There is even footage of the late wrestler and former WWE world heavyweight champion Christopher Michael Benoit, who murdered his wife and son before taking his own life.
An autopsy subsequently revealed Benoit was suffering from depression brought on by chronic traumatic encephalopathy (CTE), because of damage to his brain sustained through repeated concussions.
The doco was first announced in 2020, two years before McMahon resigned from WWE amid misconduct allegations before returning in 2023 to sell the business to the owners of the UFC.
McMahon then left the new company in January this year when employee Janel Grant, accused him in a lawsuit of sexual abuse and trafficking her to other men.
In May she announced she would pause the suit to make way for a federal investigation.
Netflix said the doco would cover McMahon’s “transformation of the WWE from a small, regional business into a global entertainment powerhouse to the explosive sexual misconduct allegations that led to his eventual resignation”.
Helmed by Tiger King director Chris smith, the series uses material from 200 hours of interviews with McMahon before his resignation, as well as insights from family members, journalists who uncovered the various scandals and many WWE stars.

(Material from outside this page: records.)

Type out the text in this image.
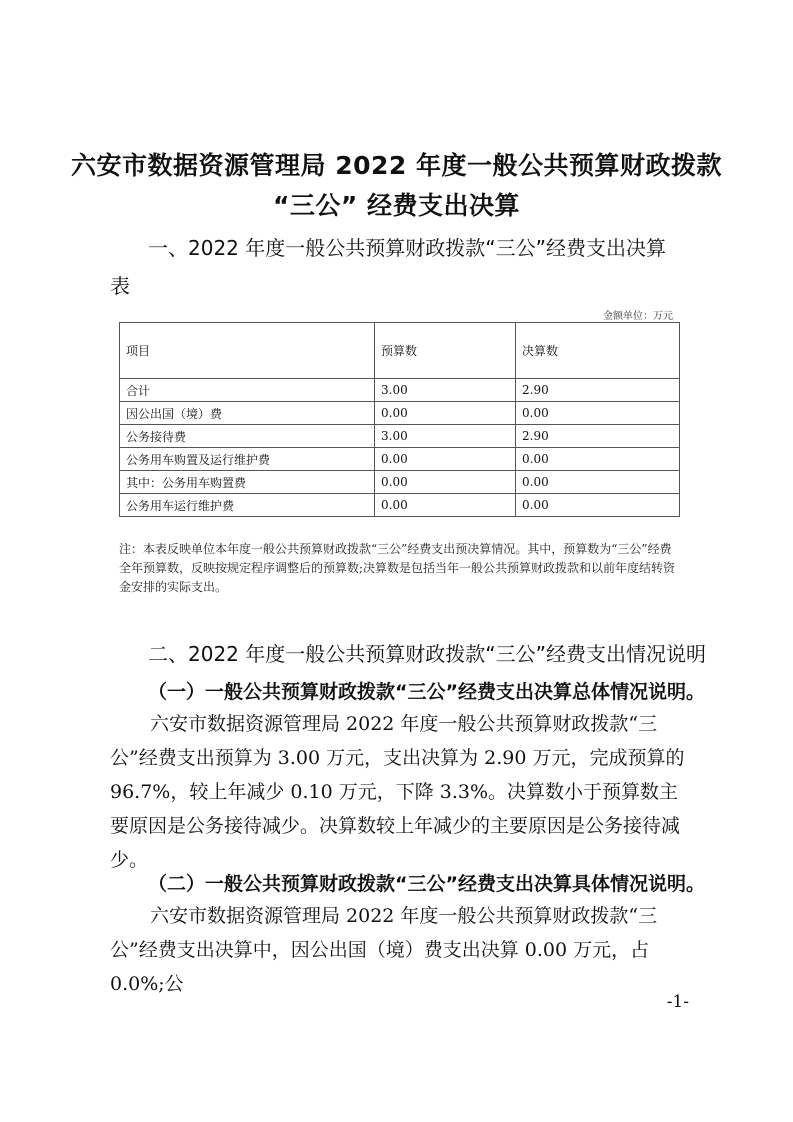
六安市数据资源管理局 2022 年度一般公共预算财政拨款
“三公” 经费支出决算
一、2022 年度一般公共预算财政拨款“三公”经费支出决算
表
金额单位：万元
项目	预算数	决算数
合计	3.00	2.90
因公出国（境）费	0.00	0.00
公务接待费	3.00	2.90
公务用车购置及运行维护费	0.00	0.00
其中：公务用车购置费	0.00	0.00
公务用车运行维护费	0.00	0.00
注：本表反映单位本年度一般公共预算财政拨款“三公”经费支出预决算情况。其中，预算数为“三公”经费全年预算数，反映按规定程序调整后的预算数;决算数是包括当年一般公共预算财政拨款和以前年度结转资金安排的实际支出。
二、2022 年度一般公共预算财政拨款“三公”经费支出情况说明
（一）一般公共预算财政拨款“三公”经费支出决算总体情况说明。
六安市数据资源管理局 2022 年度一般公共预算财政拨款“三公”经费支出预算为 3.00 万元，支出决算为 2.90 万元，完成预算的 96.7%，较上年减少 0.10 万元，下降 3.3%。决算数小于预算数主要原因是公务接待减少。决算数较上年减少的主要原因是公务接待减少。
（二）一般公共预算财政拨款“三公”经费支出决算具体情况说明。
六安市数据资源管理局 2022 年度一般公共预算财政拨款“三公”经费支出决算中，因公出国（境）费支出决算 0.00 万元，占 0.0%;公
-1-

Now 79, McMahon worked for his father’s wrestling promotion company, World Wide Wrestling Federation (WWWF) after graduating college in 1968 then bought it in 1982.
He began expanding the company, poaching talent from rival leagues, and in 1984 signed Hulk Hogan.
McMahon quickly built the brand, increasing its media presence and opening it up to an audience who would not traditionally have been wrestling fans.
First it became the World Wrestling Federation then, in 2002 after a losing a legal spat with the World Wildlife Fund, became World Wrestling Entertainment.
Although various controversies cast a shadow over the brand, its popularity boomed globally.
He even picked up high-profile friends along the way, such as former US president and current candidate Donald Trump, whom he fought in the Battle of the Billionaires event in 2007.
But at what cost did the success come?
As McMahon observes in the trailer, “the lines of reality are very blurred in our business … the individual loses all sense of who they really are”.
As to who McMahon actually is, Mr. McMahon seems as though it could answer that question.